At the end of five years she thought she knew everything there was to know about Calvin Santos.
Ruby squirmed inside the warm robe when she remembered how it had all been possible. Mrs. Sugar, with Dixie's approval, had hired Calvin as a consultant, a traveling consultant. Off the books, of course. She'd never allowed the word
gigolo
to enter her mind except for times like now, when things were all wrong. She had always managed to justify the situation to Dixie and herself by saying she could not, would not, take anything from Calvin's family. She could take him, his love and passion, because his wife didn't want those things.
Ruby added a huge log to the fire. It would last till morning. She threw in an empty orange juice carton to give the sparking log impetus.
She was back on the sofa, her thoughts again on Calvin. He had made an unsuccessful bid for the United States Senate, unsuccessful because he hadn't been prepared, mentally or financially. She'd hardly seen him that year, surrounded as he was by advisers who didn't seem to know what to do with him. Calvin had refused to listen to them anyway. At first he'd called Ruby often to tell her how things were going and ask for her input, which he ignored. At the end, when things grew black, he stopped calling. She'd watched the election returns and cried for his loss.
Now he was making a second try, and this time she thought he'd make it. She tried to be an asset to him by contributing handsomely to his campaign fund. Beyond that, she lent him huge sums of money. Still, she knew without being told that his new advisers had her down on their books as a liability.
He still called once in a while, but his voice was always full of shame. He promised they would get together as soon as he had a free moment. She felt like calling him now, this minute, and telling him ... what? You broke my heart? I believed in you? I trusted you? She snorted. She'd done all that in a letter, and he hadn't answered. He was probably too damn busy even to go to the post office box to pick up his mail. Out of sight, out of mind. She hadn't written for three weeks now. Up to that time she'd written twice a week, sometimes three times, but for months there had been no response.
“Fuck you, Calvin Santos,” Ruby whispered.
She cried then, huge, gulping sobs that shook her shoulders. Once she'd told herself she had no regrets about anything in her life. It wasn't true now, though. There was plenty to cry about.
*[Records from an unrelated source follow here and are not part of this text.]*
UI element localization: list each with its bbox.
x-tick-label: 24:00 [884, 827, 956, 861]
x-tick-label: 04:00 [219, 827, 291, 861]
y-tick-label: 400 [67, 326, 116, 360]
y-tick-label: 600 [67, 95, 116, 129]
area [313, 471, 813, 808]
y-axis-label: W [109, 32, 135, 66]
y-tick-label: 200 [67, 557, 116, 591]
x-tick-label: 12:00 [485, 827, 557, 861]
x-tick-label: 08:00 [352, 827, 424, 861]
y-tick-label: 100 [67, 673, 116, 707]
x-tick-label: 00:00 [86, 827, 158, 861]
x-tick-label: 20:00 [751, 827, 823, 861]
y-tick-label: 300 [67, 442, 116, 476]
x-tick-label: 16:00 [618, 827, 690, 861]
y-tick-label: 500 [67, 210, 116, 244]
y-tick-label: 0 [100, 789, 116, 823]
All her old friends were gone. Grace and Paul were dead. She'd gone to their separate funerals just months apart. Paul had gone first with a heart attack. Lost without her love, Grace had managed to hang on for several months and then took an overdose of sleeping pills.
Then there was Mabel McIntyre. On a bright October day with the leaves all bronze and golden she'd called the number in her address book and was told the number was disconnected. She'd known what that meant and hadn't tried it again. Mabel was gone. So, too, were the Quantrells. God, so many times she'd wanted to go to Michigan to see them, but she hadn't. The year the Christmas gifts came back was one of the hardest things to bear. She'd made them part of her life. Now they were gone.
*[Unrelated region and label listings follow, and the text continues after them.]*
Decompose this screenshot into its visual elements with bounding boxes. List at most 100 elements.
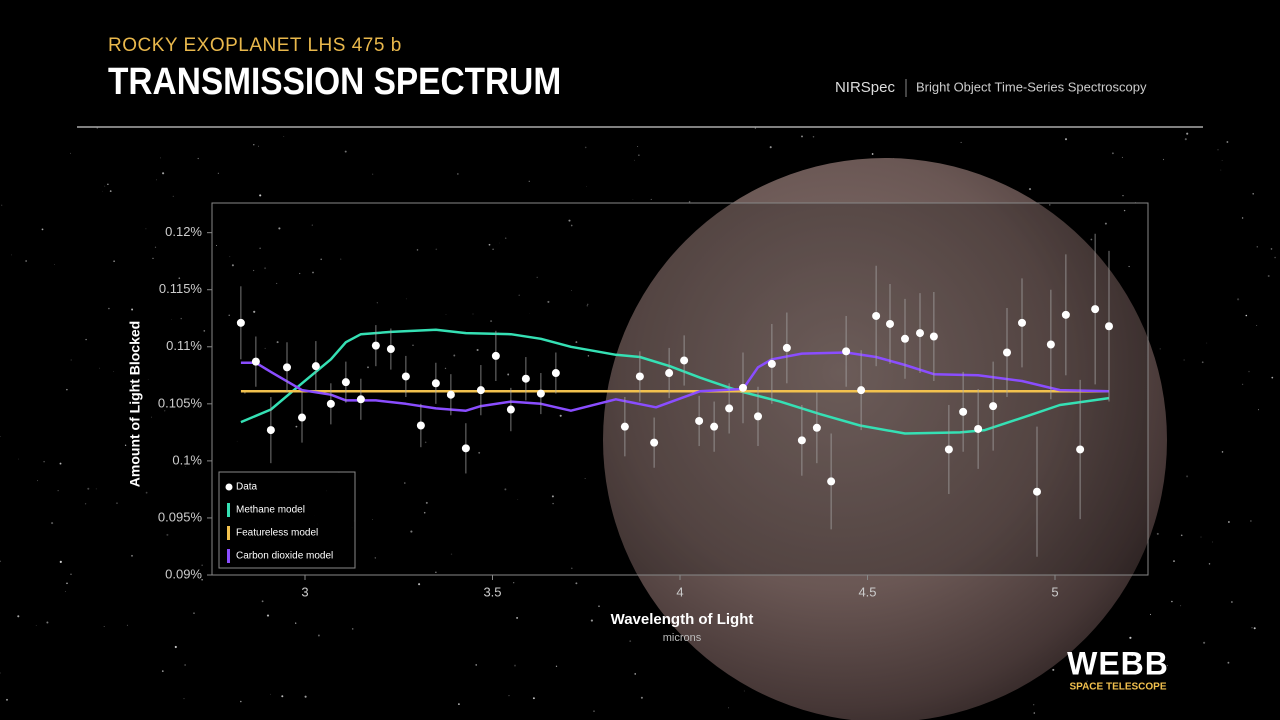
star [54, 264, 55, 265]
star [637, 146, 639, 147]
data-point [266, 426, 275, 435]
star [425, 501, 428, 504]
star [1228, 521, 1230, 523]
star [46, 621, 49, 624]
star [1226, 141, 1229, 143]
star [0, 672, 1, 674]
star [178, 277, 181, 280]
star [478, 451, 481, 454]
star [476, 348, 479, 352]
star [166, 533, 169, 536]
star [688, 200, 691, 203]
star [372, 173, 374, 175]
star [1028, 188, 1032, 191]
star [1131, 654, 1134, 657]
star [587, 303, 589, 305]
data-point [710, 422, 719, 431]
star [1156, 532, 1159, 535]
data-point [872, 311, 881, 320]
data-point [341, 378, 350, 387]
star [1111, 152, 1114, 155]
star [1200, 536, 1202, 538]
star [130, 383, 133, 386]
star [1208, 563, 1211, 565]
y-tick-label: 0.105% [158, 395, 203, 410]
data-point [1105, 322, 1113, 331]
y-axis-title: Amount of Light Blocked [127, 321, 143, 487]
star [201, 564, 203, 566]
planet-image [603, 158, 1167, 720]
star [1241, 383, 1244, 385]
x-axis-unit: microns [663, 632, 702, 644]
star [1245, 314, 1248, 317]
plot-area [236, 233, 1113, 557]
star [215, 244, 218, 247]
data-point [857, 386, 866, 395]
star [154, 246, 157, 248]
data-point [901, 334, 909, 343]
star [41, 228, 44, 231]
star [217, 172, 219, 174]
star [1184, 138, 1187, 141]
star [59, 462, 62, 465]
star [568, 219, 571, 222]
star [1203, 641, 1206, 644]
y-tick-label: 0.09% [165, 566, 202, 581]
logo-title: WEBB [1067, 645, 1169, 681]
star [162, 172, 165, 175]
legend-box [218, 471, 356, 569]
data-point [298, 413, 306, 422]
y-tick-label: 0.12% [165, 224, 202, 239]
data-point [236, 318, 245, 327]
star [412, 344, 414, 346]
data-point [1061, 310, 1070, 319]
star [367, 366, 369, 369]
star [311, 224, 313, 226]
star [1241, 217, 1244, 219]
star [551, 495, 554, 498]
star [95, 488, 97, 490]
star [11, 254, 12, 256]
star [259, 194, 262, 197]
star [374, 557, 376, 559]
data-point [916, 329, 924, 338]
star [281, 695, 284, 698]
star [1086, 680, 1088, 682]
header-band [0, 0, 1280, 127]
legend-swatch [225, 483, 233, 491]
star [1171, 600, 1173, 603]
star [231, 264, 234, 267]
star [257, 145, 259, 147]
star [587, 355, 590, 357]
star [253, 144, 255, 146]
star [586, 185, 587, 187]
star [960, 141, 962, 143]
star [514, 664, 516, 667]
data-point [620, 422, 629, 431]
star [404, 482, 406, 484]
star [43, 460, 45, 463]
star [450, 553, 453, 555]
star [109, 190, 112, 192]
star [1122, 195, 1124, 197]
star [172, 195, 174, 198]
star [0, 560, 2, 562]
observing-mode: Bright Object Time-Series Spectroscopy [916, 79, 1147, 94]
star [124, 444, 127, 446]
star [559, 414, 562, 417]
star [264, 267, 267, 270]
x-tick-label: 4.5 [858, 584, 876, 599]
star [570, 290, 572, 291]
data-point [929, 332, 938, 341]
star [552, 502, 554, 505]
star [1252, 193, 1254, 195]
star [1139, 654, 1141, 656]
data-point [1033, 487, 1041, 496]
star [278, 227, 281, 230]
star [472, 313, 474, 315]
star [107, 183, 109, 185]
star [18, 458, 19, 460]
star [66, 582, 68, 585]
data-point [283, 363, 291, 372]
star [435, 248, 438, 251]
And Rena and Bruno. Rena had called a year before and said they were liquidating all their assets and going back to Egypt. She'd written again six months later from her homeland and said Bruno had passed away. The letter was long and rambling, but only in the bottom line did she finally get around to saying that she, too, was dying and had perhaps three months to live. It had taken that long for the letter to reach her. She'd called right away, but she was told Rena had already passed away. She'd truly grieved for Rena and Bruno.